I suspect that there are multiple causes. We need to understand this better. In the meantime, though, we can all try to not see the very worst in one another. We are a tiny minority and face a monolithic, uphill struggle as we try to change how society functions on the most far-reaching and altruistic level history has seen. Make no mistake, the vegan movement is made of boldness. Feelings will be hurt. I’m not asking for a group hug or a drum circle or even for us to share our best source for affordable yet stylish vegan shoes with one another. Not at all. We won’t always get along but we could perhaps give each other a break once in a while, right? We could give one another the benefit of the doubt occasionally, even when our fingers are dying to tell someone off and smack that return key, couldn’t we? Could we show one another the empathy, compassion and tenderness we regularly feel for battery chickens? I think it shouldn’t be that hard.

Remember that while we are condemning and berating one another, people who are just beginning to explore veganism are looking on. Is that what we want to show them, that their new community will seize upon any perceived mistake they make, be it linguistic, tactical or just a difference of opinion?
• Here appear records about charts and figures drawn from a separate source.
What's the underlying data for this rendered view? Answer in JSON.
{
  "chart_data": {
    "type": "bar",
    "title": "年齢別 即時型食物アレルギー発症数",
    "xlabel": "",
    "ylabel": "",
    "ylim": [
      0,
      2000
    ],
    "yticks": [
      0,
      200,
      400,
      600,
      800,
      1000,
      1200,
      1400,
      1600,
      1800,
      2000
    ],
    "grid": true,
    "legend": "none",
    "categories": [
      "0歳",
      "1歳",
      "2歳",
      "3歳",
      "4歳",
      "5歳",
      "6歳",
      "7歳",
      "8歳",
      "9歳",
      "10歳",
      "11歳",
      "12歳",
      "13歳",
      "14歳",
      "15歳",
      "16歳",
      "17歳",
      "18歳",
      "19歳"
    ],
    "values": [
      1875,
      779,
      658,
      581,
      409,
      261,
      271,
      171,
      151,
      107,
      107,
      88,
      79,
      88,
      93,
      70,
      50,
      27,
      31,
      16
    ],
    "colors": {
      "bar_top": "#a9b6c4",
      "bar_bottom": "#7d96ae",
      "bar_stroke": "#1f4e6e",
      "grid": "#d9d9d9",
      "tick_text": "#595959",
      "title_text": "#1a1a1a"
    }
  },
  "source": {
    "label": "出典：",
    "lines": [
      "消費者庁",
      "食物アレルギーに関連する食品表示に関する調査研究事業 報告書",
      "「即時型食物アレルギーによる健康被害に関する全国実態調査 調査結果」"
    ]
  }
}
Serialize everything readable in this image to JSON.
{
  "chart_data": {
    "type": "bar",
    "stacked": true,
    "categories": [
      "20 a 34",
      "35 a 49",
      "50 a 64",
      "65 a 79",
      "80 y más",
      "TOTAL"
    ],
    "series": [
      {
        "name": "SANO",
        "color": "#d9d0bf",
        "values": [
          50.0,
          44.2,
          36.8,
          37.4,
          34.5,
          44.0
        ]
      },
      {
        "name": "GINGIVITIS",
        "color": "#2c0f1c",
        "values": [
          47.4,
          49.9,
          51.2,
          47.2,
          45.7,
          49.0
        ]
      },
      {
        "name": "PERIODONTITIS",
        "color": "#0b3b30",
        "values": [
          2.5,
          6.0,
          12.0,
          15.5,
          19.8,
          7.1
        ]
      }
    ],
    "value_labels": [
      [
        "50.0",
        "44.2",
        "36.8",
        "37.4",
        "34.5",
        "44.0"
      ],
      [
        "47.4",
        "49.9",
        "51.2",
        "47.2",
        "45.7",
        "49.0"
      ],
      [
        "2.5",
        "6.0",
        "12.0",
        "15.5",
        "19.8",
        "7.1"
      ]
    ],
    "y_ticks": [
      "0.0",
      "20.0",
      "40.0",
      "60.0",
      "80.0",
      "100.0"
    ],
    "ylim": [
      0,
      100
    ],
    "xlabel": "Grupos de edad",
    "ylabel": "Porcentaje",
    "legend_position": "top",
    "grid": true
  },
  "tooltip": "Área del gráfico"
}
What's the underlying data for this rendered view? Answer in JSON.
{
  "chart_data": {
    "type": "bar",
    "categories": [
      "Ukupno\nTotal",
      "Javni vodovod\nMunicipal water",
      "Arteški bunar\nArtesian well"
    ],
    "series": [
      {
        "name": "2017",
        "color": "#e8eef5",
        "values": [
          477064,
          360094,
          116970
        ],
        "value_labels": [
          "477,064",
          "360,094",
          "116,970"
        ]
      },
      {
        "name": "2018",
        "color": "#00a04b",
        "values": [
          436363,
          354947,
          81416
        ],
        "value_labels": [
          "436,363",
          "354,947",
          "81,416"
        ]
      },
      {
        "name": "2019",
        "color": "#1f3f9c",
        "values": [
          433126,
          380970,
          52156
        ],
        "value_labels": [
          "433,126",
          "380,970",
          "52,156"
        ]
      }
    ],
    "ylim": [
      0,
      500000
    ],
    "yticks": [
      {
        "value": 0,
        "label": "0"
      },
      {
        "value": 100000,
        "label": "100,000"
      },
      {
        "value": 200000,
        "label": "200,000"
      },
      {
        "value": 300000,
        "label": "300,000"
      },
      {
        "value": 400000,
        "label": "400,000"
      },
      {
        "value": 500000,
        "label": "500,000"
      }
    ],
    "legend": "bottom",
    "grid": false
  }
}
That is no way to grow a movement and, damn it, we need one another and many, many more of us if we are going to make this thing work in a meaningful way.

So here are some quick things you can do instead of flying off the handle at a Very, Very Wrong Vegan. You can:
Take a deep breath. (In with peace, out with anger…In with peace, out with anger…)
Punch a pillow.
Take a cardio-boxing class.
Spend an hour playing with kittens at an animal shelter.
Read some Sylvia Plath.
Watch reality TV and scream at your television until you feel all better.

Do what you need to do to get the mean reds out of your system and then come up for air again. When you can speak honestly but not abusively, you are in a good place to create a dialogue. This is only common sense but sometimes we all need reminders.

There is too much at stake for us to self-destruct. Let’s do this thing.